Find the distance from point {eq}\left(1,-\frac{1}{2}\right) {/eq} to the line {eq}y=5 {/eq}.

## Distance Between a Point and a Horizontal Line:

The distance between the point {eq}(x_0, y_0) {/eq} and the horizontal line {eq}y = c {/eq} is merely {eq}d= |y_0-c| {/eq}.

To determine the distance between a point and a vertical line {eq}x=b {/eq}, we take the absolute value of the difference between the abscissa of the point and {eq}b {/eq}.

The point we're given is {eq}\displaystyle \left(1,-\frac{1}{2}\right) {/eq} and its ordinate is {eq}\displaystyle -\frac{1}{2} {/eq} so {eq}y_0= - \displaystyle \frac{1}{2} {/eq} for the formula we'll use to find the distance from {eq}\displaystyle \left(1,-\frac{1}{2}\right) {/eq} to {eq}y=5 {/eq}.
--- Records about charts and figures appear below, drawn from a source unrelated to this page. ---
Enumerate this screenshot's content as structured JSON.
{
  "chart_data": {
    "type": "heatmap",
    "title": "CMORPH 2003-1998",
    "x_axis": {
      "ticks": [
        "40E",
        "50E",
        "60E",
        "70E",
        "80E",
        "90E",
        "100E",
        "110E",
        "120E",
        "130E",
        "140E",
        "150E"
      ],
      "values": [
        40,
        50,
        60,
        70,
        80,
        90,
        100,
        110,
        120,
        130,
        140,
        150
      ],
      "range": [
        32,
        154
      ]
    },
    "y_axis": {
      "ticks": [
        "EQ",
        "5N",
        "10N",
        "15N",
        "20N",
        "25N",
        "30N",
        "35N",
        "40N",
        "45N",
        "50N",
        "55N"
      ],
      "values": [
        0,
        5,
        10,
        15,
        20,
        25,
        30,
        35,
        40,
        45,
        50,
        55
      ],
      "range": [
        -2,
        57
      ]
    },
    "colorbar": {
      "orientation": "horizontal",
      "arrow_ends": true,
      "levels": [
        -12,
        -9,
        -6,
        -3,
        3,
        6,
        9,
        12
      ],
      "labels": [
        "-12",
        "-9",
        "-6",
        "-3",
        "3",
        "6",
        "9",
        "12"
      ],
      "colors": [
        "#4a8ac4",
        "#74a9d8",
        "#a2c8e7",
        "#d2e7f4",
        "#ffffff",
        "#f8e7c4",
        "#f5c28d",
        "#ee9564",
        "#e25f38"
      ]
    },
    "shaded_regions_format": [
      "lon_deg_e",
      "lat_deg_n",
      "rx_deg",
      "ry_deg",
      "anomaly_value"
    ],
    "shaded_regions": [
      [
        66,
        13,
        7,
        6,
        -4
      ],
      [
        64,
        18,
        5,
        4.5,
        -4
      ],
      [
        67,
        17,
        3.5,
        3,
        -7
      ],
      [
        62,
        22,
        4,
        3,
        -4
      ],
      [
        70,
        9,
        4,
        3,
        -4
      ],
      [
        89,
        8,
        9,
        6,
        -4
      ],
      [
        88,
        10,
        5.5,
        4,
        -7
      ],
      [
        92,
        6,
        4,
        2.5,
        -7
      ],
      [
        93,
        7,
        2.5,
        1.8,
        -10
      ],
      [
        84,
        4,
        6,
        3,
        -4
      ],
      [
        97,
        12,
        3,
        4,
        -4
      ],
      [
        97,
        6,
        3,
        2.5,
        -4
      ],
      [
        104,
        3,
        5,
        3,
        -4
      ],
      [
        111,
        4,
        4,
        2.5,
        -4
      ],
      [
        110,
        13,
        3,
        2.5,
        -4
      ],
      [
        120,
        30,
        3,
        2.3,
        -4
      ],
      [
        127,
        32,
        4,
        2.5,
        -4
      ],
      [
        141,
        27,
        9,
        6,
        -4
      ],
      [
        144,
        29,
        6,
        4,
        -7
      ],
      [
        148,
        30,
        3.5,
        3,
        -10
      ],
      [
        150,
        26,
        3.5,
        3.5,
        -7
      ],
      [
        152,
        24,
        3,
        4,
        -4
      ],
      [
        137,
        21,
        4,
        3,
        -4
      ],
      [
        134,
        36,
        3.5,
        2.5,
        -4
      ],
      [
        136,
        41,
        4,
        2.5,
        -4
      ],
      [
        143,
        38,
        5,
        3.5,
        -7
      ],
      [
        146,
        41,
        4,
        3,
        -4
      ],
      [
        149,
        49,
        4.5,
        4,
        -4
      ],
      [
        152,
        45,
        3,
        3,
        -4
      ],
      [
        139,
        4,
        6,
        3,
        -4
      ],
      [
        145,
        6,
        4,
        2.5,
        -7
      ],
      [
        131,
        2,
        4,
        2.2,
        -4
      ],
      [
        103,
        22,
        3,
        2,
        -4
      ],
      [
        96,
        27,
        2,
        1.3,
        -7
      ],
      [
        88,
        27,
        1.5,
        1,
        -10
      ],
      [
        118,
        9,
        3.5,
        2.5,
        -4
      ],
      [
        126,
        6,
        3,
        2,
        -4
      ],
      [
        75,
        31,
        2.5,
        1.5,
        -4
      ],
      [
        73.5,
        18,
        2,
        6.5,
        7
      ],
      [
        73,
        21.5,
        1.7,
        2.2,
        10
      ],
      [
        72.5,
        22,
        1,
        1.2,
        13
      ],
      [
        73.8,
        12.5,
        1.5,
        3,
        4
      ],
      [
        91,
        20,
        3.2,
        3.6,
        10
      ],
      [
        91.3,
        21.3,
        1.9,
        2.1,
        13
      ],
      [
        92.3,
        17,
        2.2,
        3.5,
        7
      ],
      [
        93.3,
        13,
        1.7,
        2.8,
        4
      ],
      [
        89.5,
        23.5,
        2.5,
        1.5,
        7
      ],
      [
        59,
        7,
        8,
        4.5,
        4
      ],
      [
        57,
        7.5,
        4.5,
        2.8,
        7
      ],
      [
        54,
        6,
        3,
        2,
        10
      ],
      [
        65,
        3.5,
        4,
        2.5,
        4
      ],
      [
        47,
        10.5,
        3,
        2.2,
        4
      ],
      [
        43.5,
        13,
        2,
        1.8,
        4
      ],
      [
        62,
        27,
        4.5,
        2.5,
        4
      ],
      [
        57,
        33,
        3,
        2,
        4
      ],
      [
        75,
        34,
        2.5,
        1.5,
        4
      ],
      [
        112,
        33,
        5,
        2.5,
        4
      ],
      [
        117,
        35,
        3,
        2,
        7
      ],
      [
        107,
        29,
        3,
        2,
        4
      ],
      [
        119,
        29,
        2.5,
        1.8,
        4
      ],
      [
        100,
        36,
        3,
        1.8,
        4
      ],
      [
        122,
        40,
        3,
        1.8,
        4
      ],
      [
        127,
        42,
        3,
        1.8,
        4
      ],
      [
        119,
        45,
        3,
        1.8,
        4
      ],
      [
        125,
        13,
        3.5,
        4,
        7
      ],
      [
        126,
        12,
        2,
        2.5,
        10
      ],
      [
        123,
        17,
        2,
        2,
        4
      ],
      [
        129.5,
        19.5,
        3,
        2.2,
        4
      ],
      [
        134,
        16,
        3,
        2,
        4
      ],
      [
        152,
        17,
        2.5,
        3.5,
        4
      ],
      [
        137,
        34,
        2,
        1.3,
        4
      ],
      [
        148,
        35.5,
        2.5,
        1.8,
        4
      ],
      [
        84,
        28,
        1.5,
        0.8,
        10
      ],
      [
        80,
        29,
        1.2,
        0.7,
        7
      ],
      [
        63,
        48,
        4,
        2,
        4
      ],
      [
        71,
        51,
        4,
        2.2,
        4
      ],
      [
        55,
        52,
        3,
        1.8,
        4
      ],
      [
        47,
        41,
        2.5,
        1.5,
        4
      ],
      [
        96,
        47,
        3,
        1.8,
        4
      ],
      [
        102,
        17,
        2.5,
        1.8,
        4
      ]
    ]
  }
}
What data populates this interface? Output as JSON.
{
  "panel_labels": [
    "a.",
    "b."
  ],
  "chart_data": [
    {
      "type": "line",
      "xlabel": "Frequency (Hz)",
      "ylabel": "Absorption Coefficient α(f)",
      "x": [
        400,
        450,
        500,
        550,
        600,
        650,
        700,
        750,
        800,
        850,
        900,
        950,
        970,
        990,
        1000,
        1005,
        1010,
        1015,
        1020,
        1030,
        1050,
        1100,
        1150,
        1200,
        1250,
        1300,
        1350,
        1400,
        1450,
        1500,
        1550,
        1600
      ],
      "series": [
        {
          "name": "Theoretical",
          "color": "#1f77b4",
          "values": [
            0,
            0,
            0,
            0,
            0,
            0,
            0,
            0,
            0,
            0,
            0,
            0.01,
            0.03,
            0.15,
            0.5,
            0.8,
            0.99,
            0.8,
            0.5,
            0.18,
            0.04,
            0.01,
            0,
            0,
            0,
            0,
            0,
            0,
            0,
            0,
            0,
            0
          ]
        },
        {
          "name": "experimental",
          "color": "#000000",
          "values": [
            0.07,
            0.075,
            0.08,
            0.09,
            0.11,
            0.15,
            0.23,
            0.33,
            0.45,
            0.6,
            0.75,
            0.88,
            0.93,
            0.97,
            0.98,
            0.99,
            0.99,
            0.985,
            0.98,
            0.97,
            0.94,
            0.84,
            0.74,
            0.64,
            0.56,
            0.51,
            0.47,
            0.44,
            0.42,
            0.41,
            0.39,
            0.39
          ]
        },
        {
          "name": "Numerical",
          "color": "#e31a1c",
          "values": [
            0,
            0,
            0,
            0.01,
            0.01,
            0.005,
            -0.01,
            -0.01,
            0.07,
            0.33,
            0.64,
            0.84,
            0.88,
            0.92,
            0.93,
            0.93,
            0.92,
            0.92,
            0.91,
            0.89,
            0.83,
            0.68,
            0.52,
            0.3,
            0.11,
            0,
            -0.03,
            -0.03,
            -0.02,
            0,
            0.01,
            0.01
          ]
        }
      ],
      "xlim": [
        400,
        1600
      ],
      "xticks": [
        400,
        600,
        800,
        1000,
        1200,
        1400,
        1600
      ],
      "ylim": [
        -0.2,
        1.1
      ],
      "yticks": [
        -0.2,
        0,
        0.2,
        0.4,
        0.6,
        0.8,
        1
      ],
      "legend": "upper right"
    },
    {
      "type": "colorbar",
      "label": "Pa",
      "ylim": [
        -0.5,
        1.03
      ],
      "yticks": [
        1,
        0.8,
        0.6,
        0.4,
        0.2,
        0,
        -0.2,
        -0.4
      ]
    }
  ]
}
As {eq}y=5 {/eq}, we have {eq}c=5 {/eq} and by plugging in these values we obtain:

{eq}\begin{align*} \displaystyle d&= |y_0-c|\\ d&= \left|- \frac{1}{2}-5\right|\\ d&= \left|- \frac{11}{2}\right|\\ d&=\frac{11}{2}\\ \end{align*} {/eq}

Thus, the distance from the point {eq}\displaystyle \left(1,-\frac{1}{2}\right) {/eq} to the line {eq}y=5 {/eq} is {eq}\displaystyle \frac{11}{2} {/eq} units.